Indian investors will soon be able to trade in two of the most popular global indices from the comfort of a familiar bourse: NSE, or National Stock Exchange. The exchange has joined hands with Chicago Mercantile Exchange to offer futures trading on S&P 500 and Dow Jones Industrial Average. These indices have some of the most valuable corporations such as Coca-Cola, GE, Wal-Mart, P&G and JPMorgan.
What is on offer: Investors would be able to take a position on the indices only (and not on individual stocks) by buying a futures contract of either (or both) S&P 500 or the Dow Jones Industrial Average. This is as simple as buying a futures contract of Nifty-50.
Why opt for global indices: Both are closely-watched benchmark indices world over.
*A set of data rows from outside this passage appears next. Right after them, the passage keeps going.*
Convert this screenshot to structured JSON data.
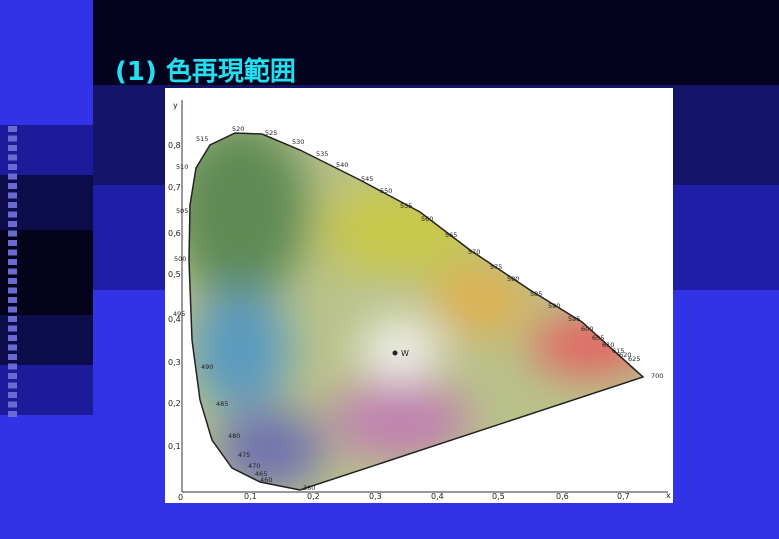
{
  "slide": {
    "title": "(1) 色再現範囲",
    "diagram": {
      "axis_x": "x",
      "axis_y": "y",
      "origin": "0",
      "x_ticks": [
        "0,1",
        "0,2",
        "0,3",
        "0,4",
        "0,5",
        "0,6",
        "0,7"
      ],
      "y_ticks": [
        "0,1",
        "0,2",
        "0,3",
        "0,4",
        "0,5",
        "0,6",
        "0,7",
        "0,8"
      ],
      "white_point": "W",
      "wavelengths": [
        "515",
        "520",
        "525",
        "530",
        "535",
        "540",
        "545",
        "550",
        "555",
        "560",
        "565",
        "570",
        "575",
        "580",
        "585",
        "590",
        "595",
        "600",
        "605",
        "610",
        "615",
        "620",
        "625",
        "700",
        "510",
        "505",
        "500",
        "495",
        "490",
        "485",
        "480",
        "475",
        "470",
        "465",
        "460",
        "380"
      ]
    }
  }
}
The Dow Jones 30-stocks index is the second-oldest US market index while S&P is more broad-based tracking 50 large cap US stocks (the market cap of S&P is close to a staggering $10,000 billion).
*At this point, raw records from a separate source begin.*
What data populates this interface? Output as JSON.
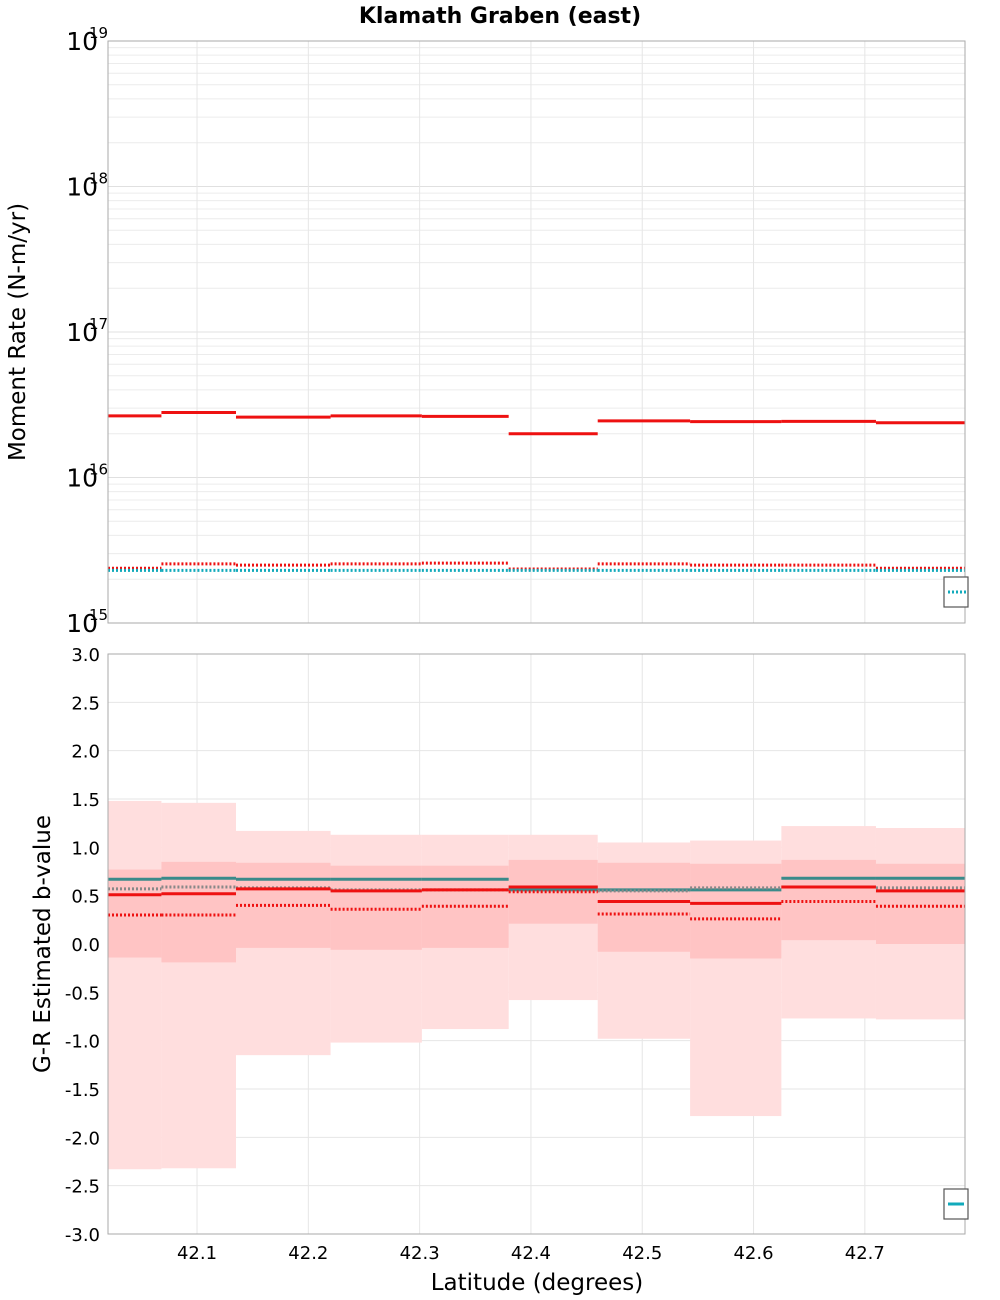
{
  "title": "Klamath Graben (east)",
  "xlabel": "Latitude (degrees)",
  "x_ticks": [
    "42.1",
    "42.2",
    "42.3",
    "42.4",
    "42.5",
    "42.6",
    "42.7"
  ],
  "colors": {
    "red": "#ee1111",
    "teal": "#3a8a8a",
    "cyan": "#11aabb",
    "gray_dotted": "#888888",
    "band_inner": "#ffc4c4",
    "band_outer": "#ffdede"
  },
  "chart_data": [
    {
      "type": "line",
      "name": "moment-rate",
      "ylabel": "Moment Rate (N-m/yr)",
      "yscale": "log",
      "xlim": [
        42.02,
        42.79
      ],
      "ylim": [
        1000000000000000.0,
        1e+19
      ],
      "y_ticks": [
        {
          "base": "10",
          "exp": "15"
        },
        {
          "base": "10",
          "exp": "16"
        },
        {
          "base": "10",
          "exp": "17"
        },
        {
          "base": "10",
          "exp": "18"
        },
        {
          "base": "10",
          "exp": "19"
        }
      ],
      "bin_edges": [
        42.02,
        42.068,
        42.135,
        42.22,
        42.302,
        42.38,
        42.46,
        42.543,
        42.625,
        42.71,
        42.79
      ],
      "series": [
        {
          "name": "red-solid",
          "color": "#ee1111",
          "style": "solid",
          "values": [
            2.65e+16,
            2.8e+16,
            2.6e+16,
            2.65e+16,
            2.63e+16,
            2e+16,
            2.45e+16,
            2.42e+16,
            2.43e+16,
            2.38e+16
          ]
        },
        {
          "name": "red-dotted",
          "color": "#ee1111",
          "style": "dotted",
          "values": [
            2380000000000000.0,
            2550000000000000.0,
            2500000000000000.0,
            2550000000000000.0,
            2580000000000000.0,
            2350000000000000.0,
            2550000000000000.0,
            2500000000000000.0,
            2500000000000000.0,
            2380000000000000.0
          ]
        },
        {
          "name": "cyan-dotted",
          "color": "#11aabb",
          "style": "dotted",
          "values": [
            2300000000000000.0,
            2300000000000000.0,
            2300000000000000.0,
            2300000000000000.0,
            2300000000000000.0,
            2300000000000000.0,
            2300000000000000.0,
            2300000000000000.0,
            2300000000000000.0,
            2300000000000000.0
          ]
        }
      ]
    },
    {
      "type": "line",
      "name": "b-value",
      "ylabel": "G-R Estimated b-value",
      "yscale": "linear",
      "xlim": [
        42.02,
        42.79
      ],
      "ylim": [
        -3.0,
        3.0
      ],
      "y_ticks": [
        "3.0",
        "2.5",
        "2.0",
        "1.5",
        "1.0",
        "0.5",
        "0.0",
        "-0.5",
        "-1.0",
        "-1.5",
        "-2.0",
        "-2.5",
        "-3.0"
      ],
      "bin_edges": [
        42.02,
        42.068,
        42.135,
        42.22,
        42.302,
        42.38,
        42.46,
        42.543,
        42.625,
        42.71,
        42.79
      ],
      "bands": [
        {
          "name": "outer-band",
          "color": "#ffdede",
          "lower": [
            -2.33,
            -2.32,
            -1.15,
            -1.02,
            -0.88,
            -0.58,
            -0.98,
            -1.78,
            -0.77,
            -0.78
          ],
          "upper": [
            1.48,
            1.46,
            1.17,
            1.13,
            1.13,
            1.13,
            1.05,
            1.07,
            1.22,
            1.2
          ]
        },
        {
          "name": "inner-band",
          "color": "#ffc4c4",
          "lower": [
            -0.14,
            -0.19,
            -0.04,
            -0.06,
            -0.04,
            0.21,
            -0.08,
            -0.15,
            0.04,
            0.0
          ],
          "upper": [
            0.77,
            0.85,
            0.84,
            0.81,
            0.81,
            0.87,
            0.84,
            0.83,
            0.87,
            0.83
          ]
        }
      ],
      "series": [
        {
          "name": "teal-solid",
          "color": "#3a8a8a",
          "style": "solid",
          "values": [
            0.67,
            0.68,
            0.67,
            0.67,
            0.67,
            0.56,
            0.56,
            0.56,
            0.68,
            0.68
          ]
        },
        {
          "name": "gray-dotted",
          "color": "#888888",
          "style": "dotted",
          "values": [
            0.57,
            0.59,
            0.58,
            0.56,
            0.56,
            0.59,
            0.55,
            0.58,
            0.59,
            0.58
          ]
        },
        {
          "name": "red-solid",
          "color": "#ee1111",
          "style": "solid",
          "values": [
            0.51,
            0.52,
            0.57,
            0.55,
            0.56,
            0.59,
            0.44,
            0.42,
            0.59,
            0.55
          ]
        },
        {
          "name": "red-dotted",
          "color": "#ee1111",
          "style": "dotted",
          "values": [
            0.3,
            0.3,
            0.4,
            0.36,
            0.39,
            0.54,
            0.31,
            0.26,
            0.44,
            0.39
          ]
        }
      ]
    }
  ]
}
How to trade: Investors have to take a forward position (bullish or bearish) in an index just the way they do in Nifty-50 with contracts ranging from a month to three months. The exchange is still in the process of finalising contract details.
What is the currency risk: These two new indices will be rupee-denominated and settled only in cash. They do not pose any currency risk. In fact, the Reserve Bank of India (RBI) permits overseas investments up to $200,000 a year, but there is a currency risk which makes the investment riskier.
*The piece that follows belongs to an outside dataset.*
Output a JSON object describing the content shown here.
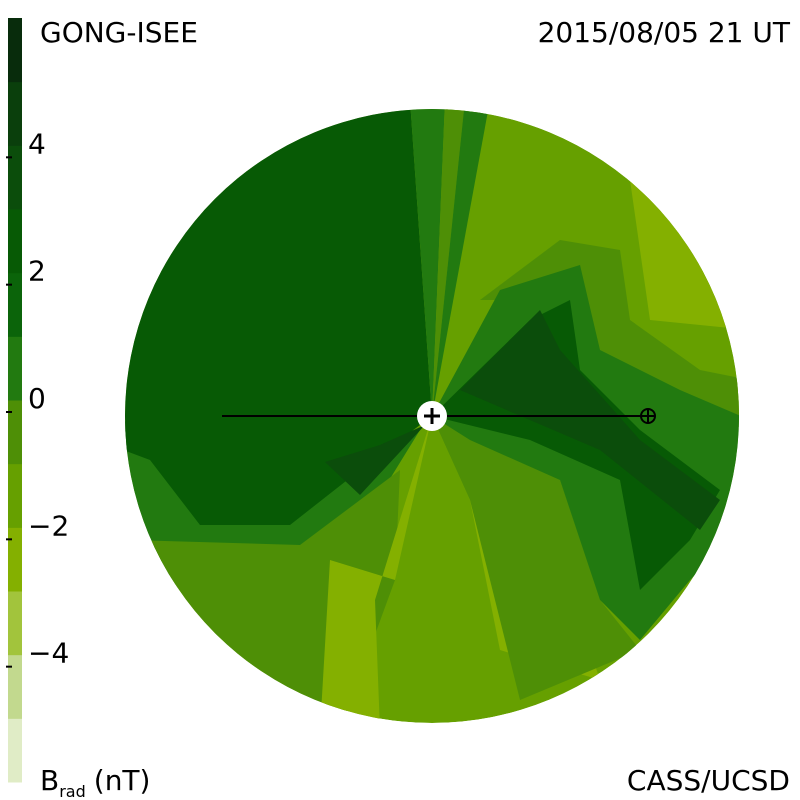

What is the investment risk: There is not much research available on individual stocks that make up the S&P and Dow Jone indices. It would also be difficult for Indian investors to take a call on the global macroeconomic variables driving these indices. This is, however, a good opportunity for sophisticated investors such as Life Insurance Corporation (LIC) or large mutual funds and high networth individuals (HNIs) who want to diversify their investment basket.